Gestern sprach ich mit einem Achtzehnjährigen über Russland. Er hatte Ansichten. Genau so ausgeprägte, rundliche Ansichten hatte er wie einst Du und ich. Er wusste, was Demokratie, was Freiheit meint. Er verstand unter Freiheit Amerika. Es war alles ganz einfach, was er sagte. Plastisch. Ich redete, wie er mir vorwarf, ›drum herum‹. Erwartest Du anderes von mir? Ich kann nur noch an die Dinge heran, wenn ich um sie herum gehe. Ich schleiche wie eine Katze um den heißen Brei, mit einem verbrannten Geschmack auf der Zunge. Aber niemand hat mich gebrannt oder auf den Mund geschlagen, außer meine eigene Einsicht.

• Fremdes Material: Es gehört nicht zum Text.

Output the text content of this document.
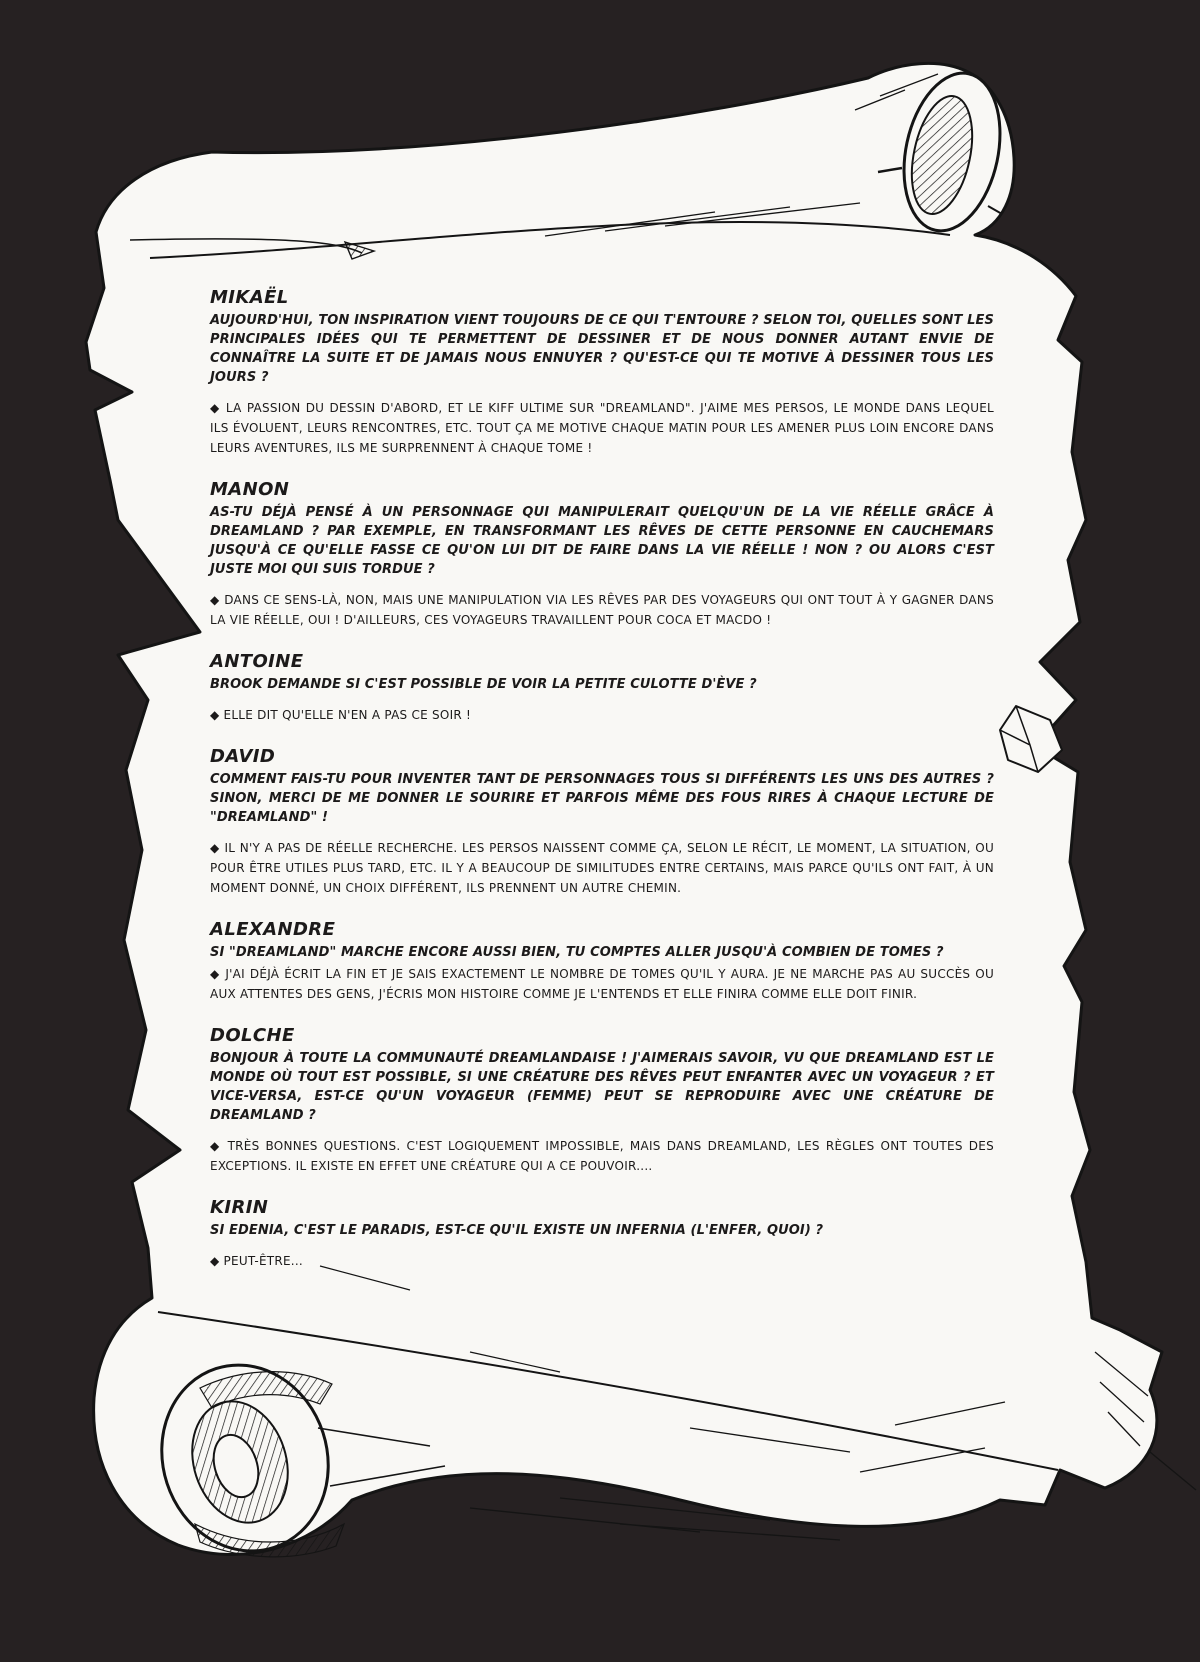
MIKAËL

AUJOURD'HUI, TON INSPIRATION VIENT TOUJOURS DE CE QUI T'ENTOURE ? SELON TOI, QUELLES SONT LES PRINCIPALES IDÉES QUI TE PERMETTENT DE DESSINER ET DE NOUS DONNER AUTANT ENVIE DE CONNAÎTRE LA SUITE ET DE JAMAIS NOUS ENNUYER ? QU'EST-CE QUI TE MOTIVE À DESSINER TOUS LES JOURS ?

◆ LA PASSION DU DESSIN D'ABORD, ET LE KIFF ULTIME SUR "DREAMLAND". J'AIME MES PERSOS, LE MONDE DANS LEQUEL ILS ÉVOLUENT, LEURS RENCONTRES, ETC. TOUT ÇA ME MOTIVE CHAQUE MATIN POUR LES AMENER PLUS LOIN ENCORE DANS LEURS AVENTURES, ILS ME SURPRENNENT À CHAQUE TOME !

MANON

AS-TU DÉJÀ PENSÉ À UN PERSONNAGE QUI MANIPULERAIT QUELQU'UN DE LA VIE RÉELLE GRÂCE À DREAMLAND ? PAR EXEMPLE, EN TRANSFORMANT LES RÊVES DE CETTE PERSONNE EN CAUCHEMARS JUSQU'À CE QU'ELLE FASSE CE QU'ON LUI DIT DE FAIRE DANS LA VIE RÉELLE ! NON ? OU ALORS C'EST JUSTE MOI QUI SUIS TORDUE ?

◆ DANS CE SENS-LÀ, NON, MAIS UNE MANIPULATION VIA LES RÊVES PAR DES VOYAGEURS QUI ONT TOUT À Y GAGNER DANS LA VIE RÉELLE, OUI ! D'AILLEURS, CES VOYAGEURS TRAVAILLENT POUR COCA ET MACDO !

ANTOINE

BROOK DEMANDE SI C'EST POSSIBLE DE VOIR LA PETITE CULOTTE D'ÈVE ?

◆ ELLE DIT QU'ELLE N'EN A PAS CE SOIR !

DAVID

COMMENT FAIS-TU POUR INVENTER TANT DE PERSONNAGES TOUS SI DIFFÉRENTS LES UNS DES AUTRES ? SINON, MERCI DE ME DONNER LE SOURIRE ET PARFOIS MÊME DES FOUS RIRES À CHAQUE LECTURE DE "DREAMLAND" !

◆ IL N'Y A PAS DE RÉELLE RECHERCHE. LES PERSOS NAISSENT COMME ÇA, SELON LE RÉCIT, LE MOMENT, LA SITUATION, OU POUR ÊTRE UTILES PLUS TARD, ETC. IL Y A BEAUCOUP DE SIMILITUDES ENTRE CERTAINS, MAIS PARCE QU'ILS ONT FAIT, À UN MOMENT DONNÉ, UN CHOIX DIFFÉRENT, ILS PRENNENT UN AUTRE CHEMIN.

ALEXANDRE

SI "DREAMLAND" MARCHE ENCORE AUSSI BIEN, TU COMPTES ALLER JUSQU'À COMBIEN DE TOMES ?

◆ J'AI DÉJÀ ÉCRIT LA FIN ET JE SAIS EXACTEMENT LE NOMBRE DE TOMES QU'IL Y AURA. JE NE MARCHE PAS AU SUCCÈS OU AUX ATTENTES DES GENS, J'ÉCRIS MON HISTOIRE COMME JE L'ENTENDS ET ELLE FINIRA COMME ELLE DOIT FINIR.

DOLCHE

BONJOUR À TOUTE LA COMMUNAUTÉ DREAMLANDAISE ! J'AIMERAIS SAVOIR, VU QUE DREAMLAND EST LE MONDE OÙ TOUT EST POSSIBLE, SI UNE CRÉATURE DES RÊVES PEUT ENFANTER AVEC UN VOYAGEUR ? ET VICE-VERSA, EST-CE QU'UN VOYAGEUR (FEMME) PEUT SE REPRODUIRE AVEC UNE CRÉATURE DE DREAMLAND ?

◆ TRÈS BONNES QUESTIONS. C'EST LOGIQUEMENT IMPOSSIBLE, MAIS DANS DREAMLAND, LES RÈGLES ONT TOUTES DES EXCEPTIONS. IL EXISTE EN EFFET UNE CRÉATURE QUI A CE POUVOIR....

KIRIN

SI EDENIA, C'EST LE PARADIS, EST-CE QU'IL EXISTE UN INFERNIA (L'ENFER, QUOI) ?

◆ PEUT-ÊTRE...
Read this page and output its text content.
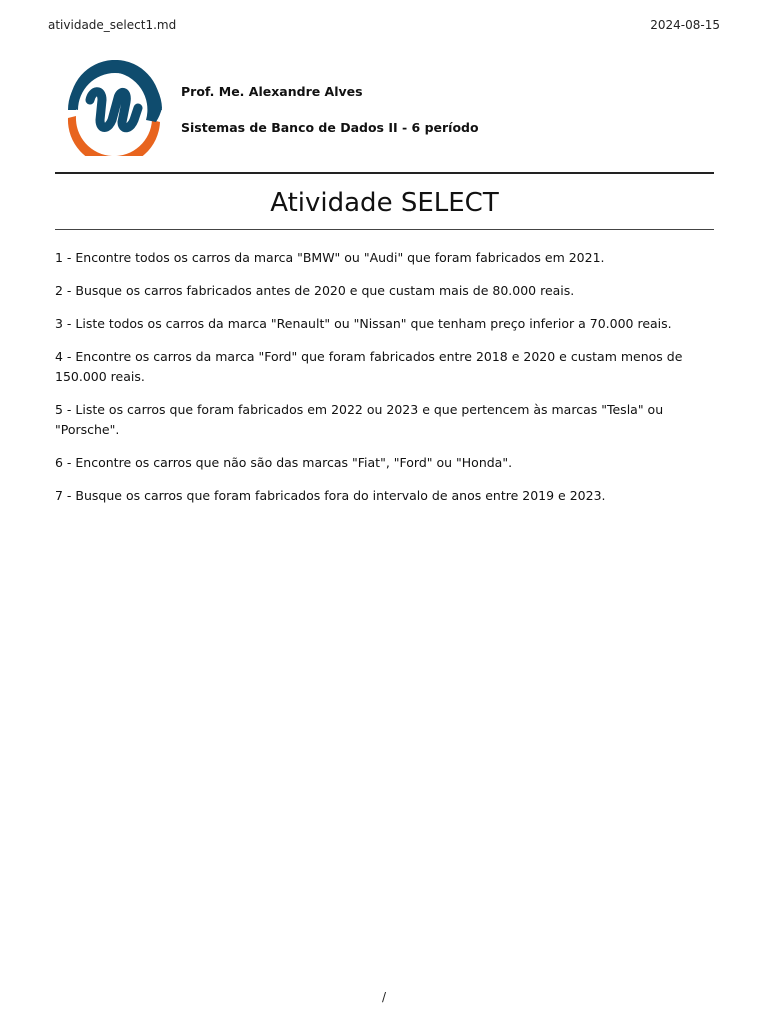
atividade_select1.md	2024-08-15
Prof. Me. Alexandre Alves
Sistemas de Banco de Dados II - 6 período
Atividade SELECT
1 - Encontre todos os carros da marca "BMW" ou "Audi" que foram fabricados em 2021.
2 - Busque os carros fabricados antes de 2020 e que custam mais de 80.000 reais.
3 - Liste todos os carros da marca "Renault" ou "Nissan" que tenham preço inferior a 70.000 reais.
4 - Encontre os carros da marca "Ford" que foram fabricados entre 2018 e 2020 e custam menos de 150.000 reais.
5 - Liste os carros que foram fabricados em 2022 ou 2023 e que pertencem às marcas "Tesla" ou "Porsche".
6 - Encontre os carros que não são das marcas "Fiat", "Ford" ou "Honda".
7 - Busque os carros que foram fabricados fora do intervalo de anos entre 2019 e 2023.
/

In ein bestimmtes Lager gehöre ich – in das Lager derjenigen, die sich noch in gar keiner Weise beruhigt haben – über Nationalsozialismus und Krieg, über Sozialismus und Kapitalismus, über Schuld und Sühne, über eigene Schuld und eigene Sühne, kann ich mich nicht beruhigen. Auch nicht über unsere Spiegelbilder und unsere Verzerrungen, nicht über Papierverordnungen, an denen Blut und Hunger haften. Ich weiß kein Heilmittel gegen diese Unruhe, und wüsste ich eines, ich würde es nicht anwenden. Es ist mir weder möglich mit einer Phraseologie und Heilpraktiker-Lehre Strohfeuer zu zünden, die niemanden, außer den Brandstifter persönlich, erwärmen. Soll ich mich an dem Beispiel weiden, dass der Karren nach 1918 ähnlich schief gefahren wurde? Ich sähe keine Zier darin, zur vielgeschmähten, ›deutschen Innerlichkeit‹ abzusinken, nur deshalb, weil sie geschmäht wurde.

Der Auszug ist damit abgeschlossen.